====== Presentations ======
===== FruitCropXL, a Generic Functional–Structural Fruit Crop Model to Study Tree Architecture and Fruit Quality =====
//Junqi Zhu1, James Bristow2, Ou An Chuang2, Xiumei Yang3, Anand Rampadarath2, Francisco Rojo4//
//The New Zealand Institute for Plant and Food Research Limited, 1Marlborough, 2Auckland, 3Lincoln, 4Havelock North//
Functional–structural fruit crop models that represent the 3D architecture of plants and the functionality
of different organs, can be used to guide the interventions that improve fruit productivity and quality,
enhance resource and energy use efficiency, and facilitate the use of autonomous robots. Here we present
FruitCropXL, a generic functional–structural model tailored for **Fruit Crops**, developed within GroIMP
using the eXtended L-system (**XL**).
FruitCropXL conceptualizes plants as collections of objects including buds, flowers, fruits, leaves,
internodes, fine roots, and structural roots, complemented by classes such as Phenology, Environment,
and Resource Arbitrator. FruitCropXL, originating from GrapevineXL, simulates various physiological
processes such as light interception, photosynthesis, and transpiration at the individual leaf level, along
with water uptake from different soil layers and water transport from soil to leaf based on the water
potential gradient, and solves phloem carbon concentration based on the carbon dynamics of each
organ. Furthermore, we integrated a well-recognized biophysical virtual fruit model, which enables the
simulation of various fruit types and their growth processes, including the metabolism of sugars and
acids.
Over time, we have enhanced FruitCropXL with a modularization framework that enables the toggling
between different species (e.g. grapevine and apple), module versions (simple or complex root module),
and functionalities such as light interception and carbon transport. This flexible framework allows users
to customize simulations ranging from a single organ to an entire plant, and from one hour to an entire
season, all within a single configuration file. The model is equipped to handle both static and dynamic
canopy architecture scenarios starting at any point in a growing season.
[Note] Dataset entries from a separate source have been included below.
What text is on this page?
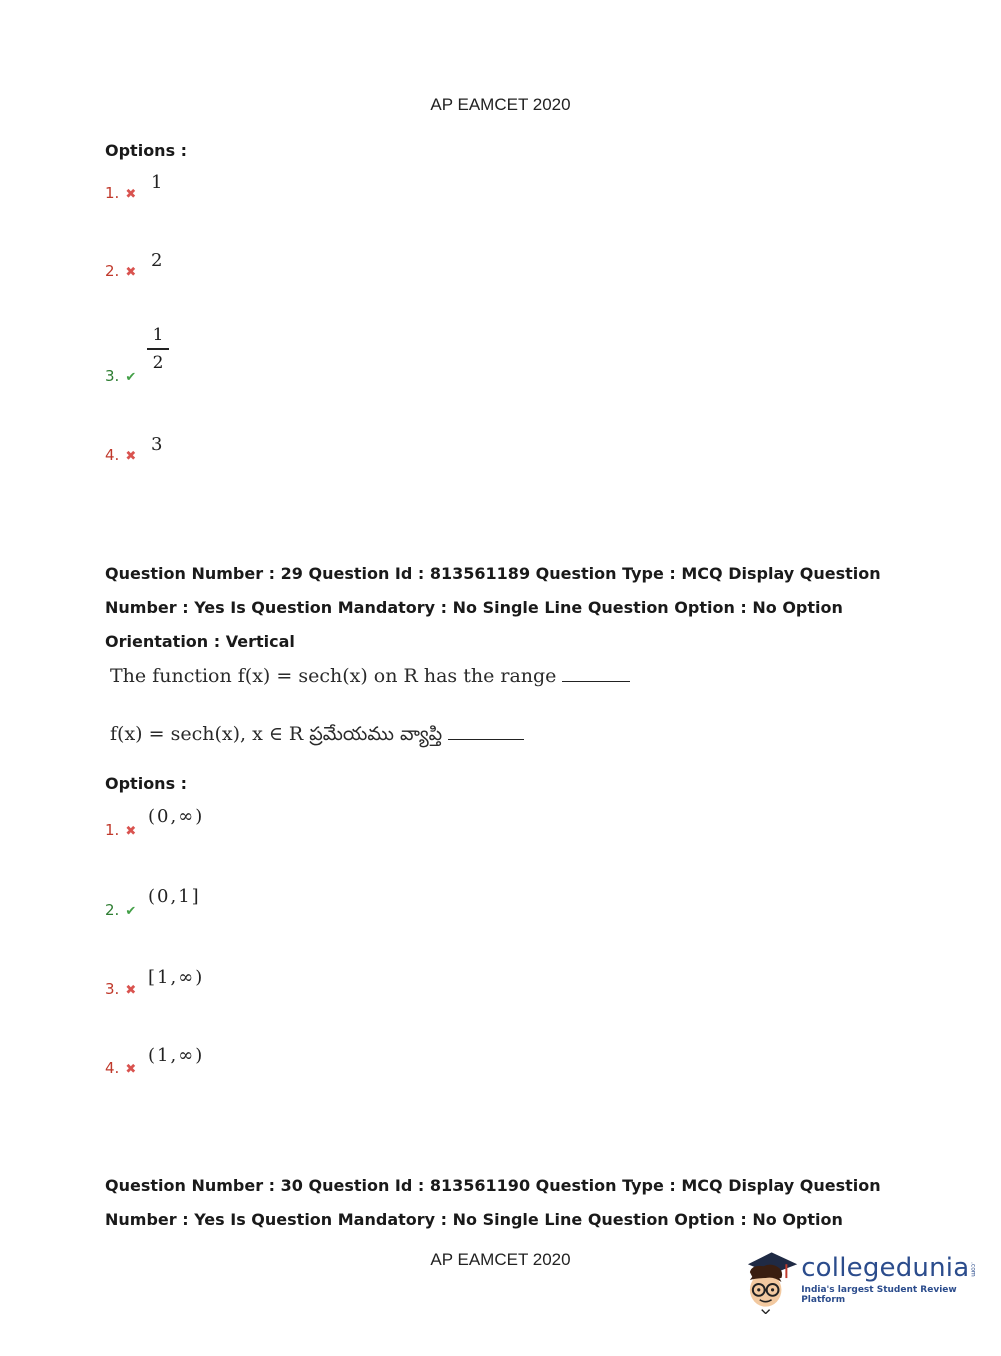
AP EAMCET 2020
Options :
1. ✖
1
2. ✖
2
3. ✔
1
2
4. ✖
3
Question Number : 29 Question Id : 813561189 Question Type : MCQ Display Question
Number : Yes Is Question Mandatory : No Single Line Question Option : No Option
Orientation : Vertical
The function f(x) = sech(x) on R has the range
f(x) = sech(x), x ∈ R ప్రమేయము వ్యాప్తి
Options :
1. ✖
(0,∞)
2. ✔
(0,1]
3. ✖
[1,∞)
4. ✖
(1,∞)
Question Number : 30 Question Id : 813561190 Question Type : MCQ Display Question
Number : Yes Is Question Mandatory : No Single Line Question Option : No Option
AP EAMCET 2020	collegedunia .com
India's largest Student Review Platform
It can also accommodate
different canopy and root architectures, which can be integrated either through csv files from our newly
developed shoot and root architecture generators, or directly coded architecture types within the model
itself.
===== Eco-Fuzzy Decision Model: Optimizing Agricultural Investment =====
//Ditdit Nugeraha Utama//
//Bina Nusantara University, Indonesia//
Environmental aspects are no longer merely a trend to study; they have become a critical factor to
consider in various strategic matters, including investment decision-making. The eco-decision model
(ecoDM) is a computational model designed to assist decision-makers in making objective decisions,
with one of its key parameters being the environmental (ecological) aspect. Specifically, for agricultural
investment decisions, ecoDM can be developed by utilizing data inputs supplied through plant
modeling with the functional-structural plant modeling (FSPM) approach, implemented using GroIMP.
The FSPM approach enables plant modeling to provide input data and information in various forms,
including trends, forecasts, and statistical explanations. These inputs can be further modeled to
generate actionable decision recommendations. In this context, fuzzy logic can serve as the primary
method for building the inference engine.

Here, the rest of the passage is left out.